WRUR-FM partners with WXXI Public Broadcasting Council to provide programming to the Rochester area. Its programs can also be heard in Ithaca on WITH (90.1 FM). The station's transmitter is located on Rochester's Pinnacle Hill.

==Technical history==
WRUR began as a low-power AM radio station on 650 kHz in the fall of 1948, broadcasting from the university campus. In 1950, its studios moved from the U of R campus to the Eastman School of Music. Studios moved again in 1955 to the university's Todd Union basement, where most broadcasts originate today. The FCC granted a license in 1965 to WRUR-FM, broadcasting on a frequency of 90.1 MHz using a 10 watt transmitter. In February 1969, power increased to 5,000 watts. Power was reduced and the frequency changed to 88.5 MHz later that year. In February 1970, power increased to 20,000 watts, but interfered with on-campus chemistry experiments, and power was again reduced until 1975 when the chemistry department moved. In 1993, the transmitter location moved to the downtown Hyatt Regency Rochester hotel and power increased to 3,000 watts with a new antenna atop the building. It stayed there until 2007 when the transmitter and antenna was moved to WXXI's tower on Pinnacle Hill as part of the partnership with them, increasing the coverage area. In 2011, WRUR was granted a power increase to 15.1 kilowatts and an increase in antenna height. The Corporation for Public Broadcasting has also awarded WXXI a Digital Conversion Grant, to facilitate converting WRUR to IBOC, as part of the power increase, with a new transmitter and new panel antenna.

==Content and management history==
For most of its existence, WRUR was staffed and run almost entirely by students with minimal input from University administrators. Content was largely eclectic and free-form, and included shows such as "Jazz in the Morning," the "Folk Lunch," a weekend late-night dance music show called "Club 88," Saturday and Sunday morning classical music shows, and progressive music programming on weekday afternoons.

The former logo of WRUR

This changed around 2004 when school administrators took a more active role in station management and forged a partnership with WXXI in response to the FCC's crackdown on indecency violations, among other factors. This took most FM programming decisions out of the hands of students. The station today is primarily a AAA-formatted music station. Open Tunings with Scott Regan is a flagship music program on the station.

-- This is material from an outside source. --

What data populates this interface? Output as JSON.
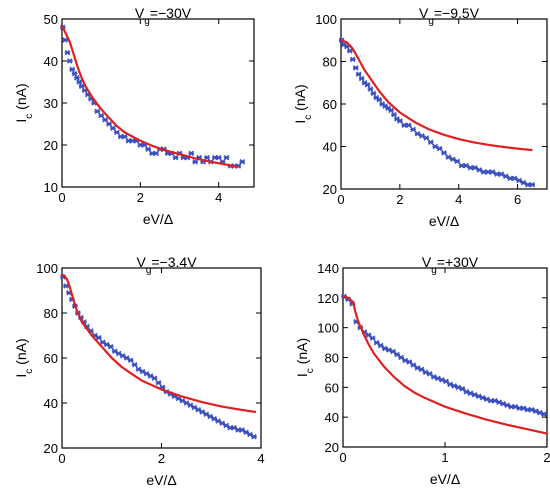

For many years, as part of its partnership with WXXI, WRUR aired programs from WXXI-AM such as Connections and All Things Considered, this ended in July 2023, shortly after WXXI launched WXXI-FM, putting WXXI's talk programs on a strong FM signal and eliminating the need to air those programs on WRUR. This led to WRUR and the co-programmed WITH airing Morning Edition in the mornings becoming full time music stations re-branded as The Route with the addition of World Cafe and other music programming in the former WXXI talk programming timeslots.

The University of Rochester students maintain an active presence in the evening on the FM station during the academic year and a more vibrant online presence under the name The Sting. Additionally, around 2014, the University of Rochester's TV club, URTV, merged into WRUR to form WRUR-TV, a TV station that broadcasts on the university's cable TV system and puts out videos on YouTube.